Perhaps the most interesting offering is Expressway, a border gateway enabling Jabber clients to enter a company network without requiring establishment of an IPSec VPN tunnel. This approach greatly simplifies remote and mobile client deployments and allows Cisco to match Lync's own SSL/TLS VPN capabilities. Cisco also demonstrated a new video conferencing small room system (MX300) and a mobile app to enable video call control.
3. WebRTC-like Functionality Without WebRTC
Another compelling announcement is Cisco Jabber Guest. Similar to Amazon's "Mayday" support for Kindle, Jabber Guest enables companies using Cisco contact center platforms to create "click to call" or "click to video" applications directly within web or mobile applications. One demonstration shown at the event had a customer having trouble setting up a bicycle; the customer used Jabber Guest to show a technician the problem, leveraging the video capabilities of the customer's iPad.

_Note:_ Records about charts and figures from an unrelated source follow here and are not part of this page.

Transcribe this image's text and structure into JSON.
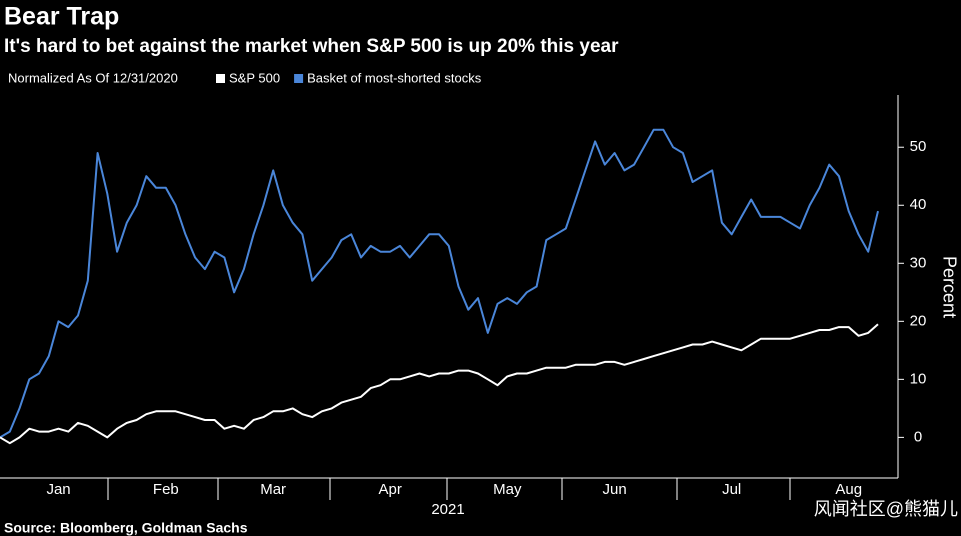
{
  "chart_data": {
    "type": "line",
    "title": "Bear Trap",
    "subtitle": "It's hard to bet against the market when S&P 500 is up 20% this year",
    "legend_title": "Normalized As Of 12/31/2020",
    "ylabel": "Percent",
    "xlabel": "2021",
    "source": "Source: Bloomberg, Goldman Sachs",
    "watermark": "风闻社区@熊猫儿",
    "categories": [
      null,
      null,
      null,
      null,
      null,
      null,
      "Jan",
      null,
      null,
      null,
      null,
      null,
      null,
      null,
      null,
      null,
      null,
      "Feb",
      null,
      null,
      null,
      null,
      null,
      null,
      null,
      null,
      null,
      null,
      "Mar",
      null,
      null,
      null,
      null,
      null,
      null,
      null,
      null,
      null,
      null,
      null,
      "Apr",
      null,
      null,
      null,
      null,
      null,
      null,
      null,
      null,
      null,
      null,
      null,
      "May",
      null,
      null,
      null,
      null,
      null,
      null,
      null,
      null,
      null,
      null,
      "Jun",
      null,
      null,
      null,
      null,
      null,
      null,
      null,
      null,
      null,
      null,
      null,
      "Jul",
      null,
      null,
      null,
      null,
      null,
      null,
      null,
      null,
      null,
      null,
      null,
      "Aug",
      null,
      null,
      null
    ],
    "series": [
      {
        "name": "S&P 500",
        "color": "#ffffff",
        "values": [
          0,
          -1,
          0,
          1.5,
          1,
          1,
          1.5,
          1,
          2.5,
          2,
          1,
          0,
          1.5,
          2.5,
          3,
          4,
          4.5,
          4.5,
          4.5,
          4,
          3.5,
          3,
          3,
          1.5,
          2,
          1.5,
          3,
          3.5,
          4.5,
          4.5,
          5,
          4,
          3.5,
          4.5,
          5,
          6,
          6.5,
          7,
          8.5,
          9,
          10,
          10,
          10.5,
          11,
          10.5,
          11,
          11,
          11.5,
          11.5,
          11,
          10,
          9,
          10.5,
          11,
          11,
          11.5,
          12,
          12,
          12,
          12.5,
          12.5,
          12.5,
          13,
          13,
          12.5,
          13,
          13.5,
          14,
          14.5,
          15,
          15.5,
          16,
          16,
          16.5,
          16,
          15.5,
          15,
          16,
          17,
          17,
          17,
          17,
          17.5,
          18,
          18.5,
          18.5,
          19,
          19,
          17.5,
          18,
          19.5
        ]
      },
      {
        "name": "Basket of most-shorted stocks",
        "color": "#4a86d9",
        "values": [
          0,
          1,
          5,
          10,
          11,
          14,
          20,
          19,
          21,
          27,
          49,
          42,
          32,
          37,
          40,
          45,
          43,
          43,
          40,
          35,
          31,
          29,
          32,
          31,
          25,
          29,
          35,
          40,
          46,
          40,
          37,
          35,
          27,
          29,
          31,
          34,
          35,
          31,
          33,
          32,
          32,
          33,
          31,
          33,
          35,
          35,
          33,
          26,
          22,
          24,
          18,
          23,
          24,
          23,
          25,
          26,
          34,
          35,
          36,
          41,
          46,
          51,
          47,
          49,
          46,
          47,
          50,
          53,
          53,
          50,
          49,
          44,
          45,
          46,
          37,
          35,
          38,
          41,
          38,
          38,
          38,
          37,
          36,
          40,
          43,
          47,
          45,
          39,
          35,
          32,
          39
        ]
      }
    ],
    "ylim": [
      -7,
      59
    ],
    "yticks": [
      0,
      10,
      20,
      30,
      40,
      50
    ]
  }
}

While Jabber Guest isn't a true WebRTC app in that it requires a plug-in, Cisco noted it leverages a WebRTC-like architecture and will be capable of supporting WebRTC at some point.
4. To the Clouds
While Cisco didn't make any specific announcements of new cloud/WebEx-based offerings, it did demonstrate how it is continuing to evolve its cloud strategy to support seamless integration of cloud and on-prem (which it calls "Cloud Fusion"), and how its longer-term vision includes federation between cloud services, the latter being an increasing challenge for companies looking to integrate services obtained from various cloud providers (e.g. Box, Salesforce, SAP, WebEx, etc.).

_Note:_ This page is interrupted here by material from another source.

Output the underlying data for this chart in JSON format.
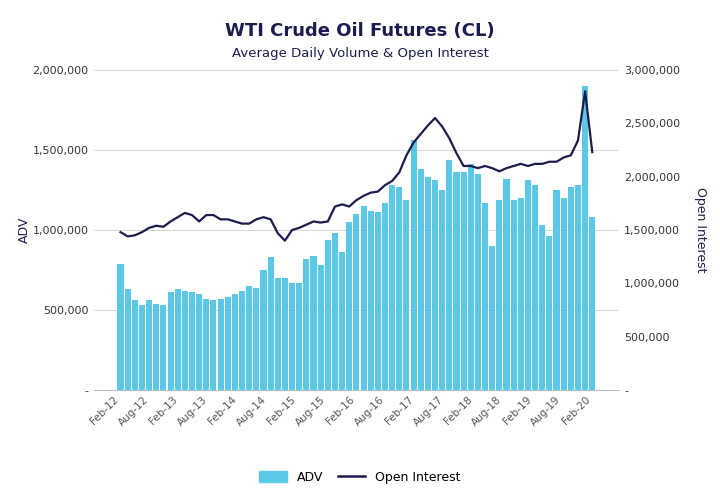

Our research participants mostly say that even if they aren't ready to embrace 100% cloud today, they want to know they can get there eventually, and with more than 60% already having at least some of their UC in the cloud, they want to easily integrate on- and off-premise solutions.
What was missing?
A couple of things. First, Cisco still isn't ready to make the break with its desktop phone. Despite the repeated focus on mobility, it showed how mobile devices could integrate with Cisco desktop devices like the DX-650 phone, but not replace it. Obviously Cisco has a tremendous endpoint business to protect, but our research continually shows that an ever-increasing number of companies are adopting soft-clients, tablets and smartphones for business use, and increasingly these are becoming the primary end-user computing devices. Cisco could follow the approach of ShoreTel and deliver a mobile device "dock" to enable tablet/smartphone customers to potentially save money and leverage a single, unified endpoint device.
Secondly, Cisco's focus on collaboration is on "real-time" collaboration. Absent was any mention of its social platform (WebEx Social/Quad) except to respond to one question about its future by saying that it is shifting its focus to work with partners rather than continuing to push its own social offering. This stands in stark contrast to Microsoft, which is not only expanding social capabilities in SharePoint, but recently bought Yammer. Could Cisco reestablish its relationship with IBM to integrate with Connections, or partner with someone like Jive or Tibbr? It remains to be seen.
However, as we work with our clients on collaboration strategy, we're seeing a growing interest in incorporating social and document collaboration into an overall collaboration architecture. Cisco's vision around integrating real-time and non-real-time collaboration is a bit fuzzy at the moment, and is largely reliant on partners like Esna. What I'd like to see is an overall Cisco collaboration architecture covering desktop, mobile, and web, including both real-time and non-real time collaboration tools and integration points.
The bottom line: It has only been a year, but Cisco is moving toward a more software-centric model built around integrated cloud and mobile offerings. It remains to be seen if Cisco will truly embrace mobile devices as the primary user interface, or whether it will focus on leveraging mobile devices to augment and interact with its own hardware. Also, we will have to wait to see Cisco's vision for the convergence of real-time and non-real-time collaboration.